Of the challenges people with albinism face in Tanzania, the most intangible yet impactful is stigma and discrimination in their own villages. In 2013, we asked PWAs to prioritize their needs, and they agreed their number one challenge was their families and other villagers not believing they are “just people.” They argued that this was the root cause of all their other problems: the belief that they were a curse, somehow supernatural, and maybe not even human beings, made it easier to believe that their body parts were “magical.” It also made it harder to get an education, access healthcare, and find work. “What would help?” we asked. The answer was unanimous: village education.


We partner with locals to run village workshops designed to build community understanding of albinism.

We partnered with the Tanzania Albinism Society in the city of Musoma to develop a series of village workshops designed to build community understanding of albinism. We called the project Watu Kama Sisi, Swahili for “People Like Us."  We designed and produced and participatory video and accompanying curriculum with the goal of “changing minds, changing hearts, and changing actions.” The video focuses on three main messages:

Change minds:  Dr.

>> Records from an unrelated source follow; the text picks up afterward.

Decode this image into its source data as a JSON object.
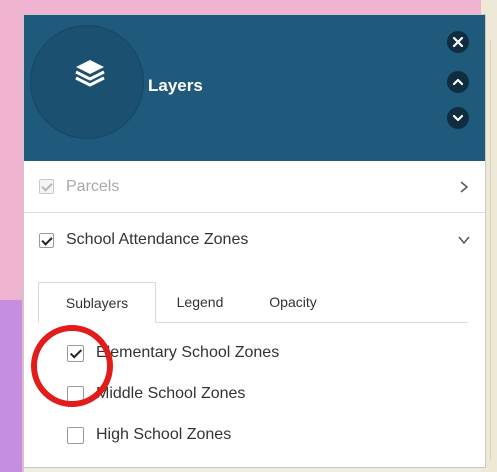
{
  "header": {
    "title": "Layers",
    "icon": "layers-icon",
    "color": "#1f5a7c",
    "buttons": [
      {
        "name": "close",
        "icon": "close-icon"
      },
      {
        "name": "collapse-up",
        "icon": "chevron-up-icon"
      },
      {
        "name": "collapse-down",
        "icon": "chevron-down-icon"
      }
    ]
  },
  "layers": [
    {
      "label": "Parcels",
      "checked": true,
      "disabled": true,
      "arrow": "chevron-right-icon"
    },
    {
      "label": "School Attendance Zones",
      "checked": true,
      "disabled": false,
      "arrow": "chevron-down-icon"
    }
  ],
  "tabs": [
    {
      "label": "Sublayers",
      "active": true
    },
    {
      "label": "Legend",
      "active": false
    },
    {
      "label": "Opacity",
      "active": false
    }
  ],
  "sublayers": [
    {
      "label": "Elementary School Zones",
      "checked": true
    },
    {
      "label": "Middle School Zones",
      "checked": false
    },
    {
      "label": "High School Zones",
      "checked": false
    }
  ],
  "annotation": {
    "color": "#e21b1b",
    "shape": "circle"
  }
}
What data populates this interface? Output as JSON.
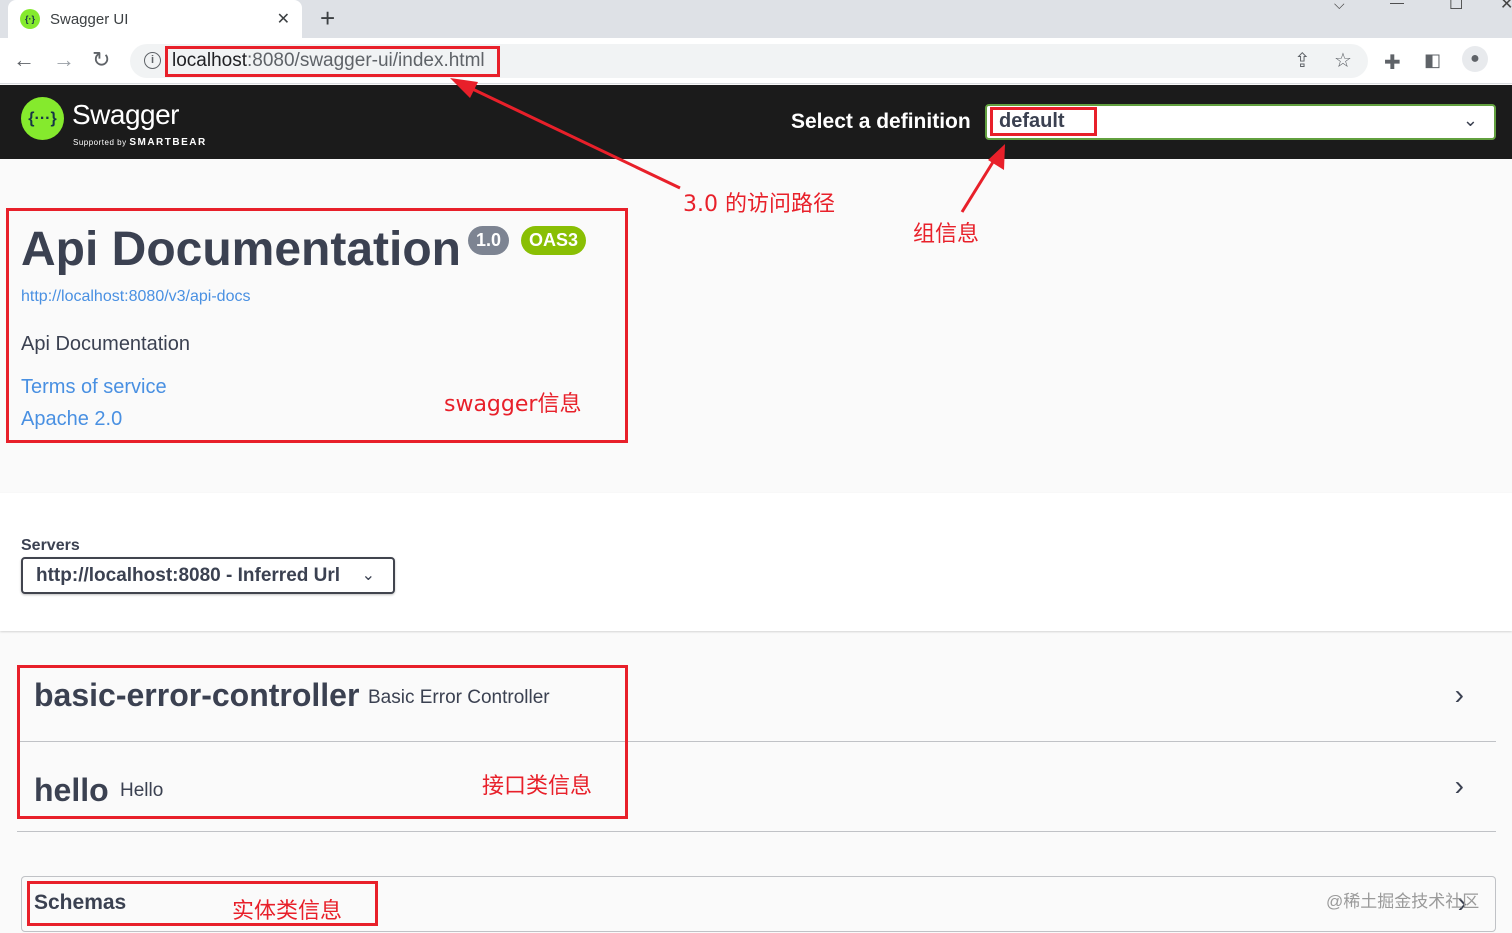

Nelson Rowwa, a Tanzanian doctor trained in Western medicine and two traditional healers, Yusufu Nyakiriga Nyakilangani and Ally Hassani, emphasize the physical fact that albinism is inherited, dispel myths associated with the condition, and emphasize that in every other way, people with albinism are “people like us.” Finally, the traditional healers delivered a harsh message to villagers watching: “Don’t be deceived by our brothers who tell you body parts will make your rich; it is a lie.”

Change hearts:  The video also introduces seven people with albinism from all walks of life, all with different accomplishments and challenges. The palpable pain caused by the stigma and discrimination they had experienced help the villagers get past their fears and even feel compassion for their neighbors with albinism.  

Change actions: The combination of setting the facts straight about albinism and what causes it, together with identifying with real people with albinism, were a powerful combination.  Each workshop generated intense interest and many questions. At the end we brainstorm with villagers to come up with one thing they would do differently, based on what they had learned.

Between 2015 and 2018, we trained more than 4,400 people in 63 villages, with an average of 95 villagers attending each meeting.